Aussi, cet article est-il, à chaque alinéa, prêt à glisser sur la pente savonnée qui conduit à l’outrage aux mœurs — aux mœurs de la magistrature.
On en convient. Et, pour que la petite fête soit complète, voici que le ministère public fait intervenir, dans ces postérieurs débats, l’ineffable Grande Famille.
— Boutry allait partir au régiment, conçoit et dit sans ambages le procureur de la république, et Vaubourg sentait que s’il n’arrivait pas de suite à ses fins immondes, il serait trop tard demain. Vaubourg a tué dans un accès d’érotisme et de jalousie, parce qu’il savait bien que la Caserne allait lui ravir le petit…
C’est clair. L’avocat bêcheur — de l’armée, avait du reste la partie belle et l’insinuation commode après les récentes aventures de Châlons-sur-Marne où des demi-douzaines d’officiers et de sous-officiers se sont fait pincer la main au sac.

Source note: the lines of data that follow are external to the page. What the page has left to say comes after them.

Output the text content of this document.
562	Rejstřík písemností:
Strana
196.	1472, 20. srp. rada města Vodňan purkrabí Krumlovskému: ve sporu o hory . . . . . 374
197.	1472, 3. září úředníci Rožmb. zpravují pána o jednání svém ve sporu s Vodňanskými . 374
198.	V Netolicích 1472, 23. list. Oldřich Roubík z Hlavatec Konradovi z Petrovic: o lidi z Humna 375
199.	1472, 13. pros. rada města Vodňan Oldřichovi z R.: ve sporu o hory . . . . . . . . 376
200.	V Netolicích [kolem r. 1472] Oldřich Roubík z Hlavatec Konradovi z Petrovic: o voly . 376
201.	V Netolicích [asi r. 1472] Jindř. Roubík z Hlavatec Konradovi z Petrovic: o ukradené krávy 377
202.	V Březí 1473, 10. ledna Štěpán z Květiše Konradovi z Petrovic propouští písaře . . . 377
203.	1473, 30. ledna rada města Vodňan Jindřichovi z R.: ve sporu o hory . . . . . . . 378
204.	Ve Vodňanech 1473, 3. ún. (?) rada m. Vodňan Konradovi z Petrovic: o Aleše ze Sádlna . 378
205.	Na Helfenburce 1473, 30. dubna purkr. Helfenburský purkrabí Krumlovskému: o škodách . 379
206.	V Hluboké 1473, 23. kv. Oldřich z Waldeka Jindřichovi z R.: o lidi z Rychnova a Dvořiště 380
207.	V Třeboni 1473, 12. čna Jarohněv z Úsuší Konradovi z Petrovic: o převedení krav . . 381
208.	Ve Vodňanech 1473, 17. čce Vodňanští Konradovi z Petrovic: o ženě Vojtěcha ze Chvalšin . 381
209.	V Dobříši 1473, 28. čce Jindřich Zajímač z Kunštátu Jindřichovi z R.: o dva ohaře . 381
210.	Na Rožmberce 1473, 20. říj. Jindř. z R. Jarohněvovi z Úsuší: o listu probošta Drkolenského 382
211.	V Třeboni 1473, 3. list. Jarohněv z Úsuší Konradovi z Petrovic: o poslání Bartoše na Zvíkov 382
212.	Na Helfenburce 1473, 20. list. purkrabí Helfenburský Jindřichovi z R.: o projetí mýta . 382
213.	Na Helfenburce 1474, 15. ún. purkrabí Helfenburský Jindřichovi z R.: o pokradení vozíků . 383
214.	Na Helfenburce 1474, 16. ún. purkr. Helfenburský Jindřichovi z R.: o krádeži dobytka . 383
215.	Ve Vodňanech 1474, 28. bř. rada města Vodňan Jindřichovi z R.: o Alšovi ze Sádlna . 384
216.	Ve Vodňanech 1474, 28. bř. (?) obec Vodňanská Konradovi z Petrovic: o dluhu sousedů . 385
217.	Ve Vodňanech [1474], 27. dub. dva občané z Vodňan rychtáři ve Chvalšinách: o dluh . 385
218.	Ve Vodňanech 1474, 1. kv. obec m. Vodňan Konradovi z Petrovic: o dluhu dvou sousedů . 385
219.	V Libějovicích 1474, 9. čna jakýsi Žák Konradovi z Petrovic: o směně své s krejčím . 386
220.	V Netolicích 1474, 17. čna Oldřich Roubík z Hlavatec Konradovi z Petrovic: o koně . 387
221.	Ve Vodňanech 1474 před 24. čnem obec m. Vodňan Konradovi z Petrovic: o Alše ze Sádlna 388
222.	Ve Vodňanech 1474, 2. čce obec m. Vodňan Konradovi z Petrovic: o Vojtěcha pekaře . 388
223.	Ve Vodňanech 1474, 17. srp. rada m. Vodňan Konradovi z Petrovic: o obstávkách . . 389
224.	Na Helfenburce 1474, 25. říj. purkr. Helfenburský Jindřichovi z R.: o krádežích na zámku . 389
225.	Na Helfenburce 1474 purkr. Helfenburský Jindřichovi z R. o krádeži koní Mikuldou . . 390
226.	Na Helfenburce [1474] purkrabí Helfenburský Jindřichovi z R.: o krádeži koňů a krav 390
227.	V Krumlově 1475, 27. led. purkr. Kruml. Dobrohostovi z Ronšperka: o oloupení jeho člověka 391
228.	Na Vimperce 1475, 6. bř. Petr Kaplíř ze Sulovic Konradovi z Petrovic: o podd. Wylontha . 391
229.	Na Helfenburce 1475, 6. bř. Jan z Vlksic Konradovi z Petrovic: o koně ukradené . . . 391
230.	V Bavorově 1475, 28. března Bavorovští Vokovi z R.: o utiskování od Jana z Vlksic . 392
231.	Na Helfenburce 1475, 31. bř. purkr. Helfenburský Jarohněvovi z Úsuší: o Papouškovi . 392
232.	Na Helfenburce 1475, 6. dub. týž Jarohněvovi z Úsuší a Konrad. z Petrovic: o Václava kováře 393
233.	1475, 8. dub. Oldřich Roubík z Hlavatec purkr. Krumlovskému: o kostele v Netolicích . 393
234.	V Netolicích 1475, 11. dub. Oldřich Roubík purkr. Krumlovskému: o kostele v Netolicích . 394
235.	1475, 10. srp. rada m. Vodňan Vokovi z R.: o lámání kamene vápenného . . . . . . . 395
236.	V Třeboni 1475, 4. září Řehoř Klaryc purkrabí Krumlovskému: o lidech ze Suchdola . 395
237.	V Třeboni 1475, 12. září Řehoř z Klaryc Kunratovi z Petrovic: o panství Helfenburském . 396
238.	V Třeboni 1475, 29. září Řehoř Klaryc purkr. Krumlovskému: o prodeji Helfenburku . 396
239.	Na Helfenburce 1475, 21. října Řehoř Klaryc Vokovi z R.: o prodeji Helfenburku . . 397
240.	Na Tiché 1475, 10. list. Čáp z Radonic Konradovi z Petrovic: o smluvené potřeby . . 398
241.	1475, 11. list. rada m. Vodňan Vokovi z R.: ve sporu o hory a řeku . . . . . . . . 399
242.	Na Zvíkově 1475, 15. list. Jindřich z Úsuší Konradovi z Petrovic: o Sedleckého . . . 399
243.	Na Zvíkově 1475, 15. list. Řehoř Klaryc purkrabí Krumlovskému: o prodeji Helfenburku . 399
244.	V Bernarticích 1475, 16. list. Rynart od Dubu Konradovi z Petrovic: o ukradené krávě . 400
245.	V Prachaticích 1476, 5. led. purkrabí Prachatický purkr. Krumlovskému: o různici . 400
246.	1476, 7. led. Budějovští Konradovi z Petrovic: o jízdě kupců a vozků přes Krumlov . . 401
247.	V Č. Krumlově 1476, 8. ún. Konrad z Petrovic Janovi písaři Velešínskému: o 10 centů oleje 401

Ces saillies ingénues qui émaillèrent le procès dont un résultat a été la condamnation de Vaubourg aux galères perpétuelles prennent trop de place pour permettre de disserter sur le drame lui-même. Il vaut mieux s’en tenir à cette physionomie des audiences. De précieux aveux ont été recueillis. D’édifiantes et perfides pointes ont été lancées. Les magistrats, après s’être déboutonnés sans vergogne, n’ont pas craint de viser les culottes rouges.
Parfait. Et, puisque le président a parlé de Paul et de Virginie, reprenons sa comparaison pour finir. Elle est d’un facile emploi lorsqu’on accouple le magistrat et la soldatesque.
Les faits divers le proclament :
Paul c’est souvent un substitut quand Virginie est un petit soldat.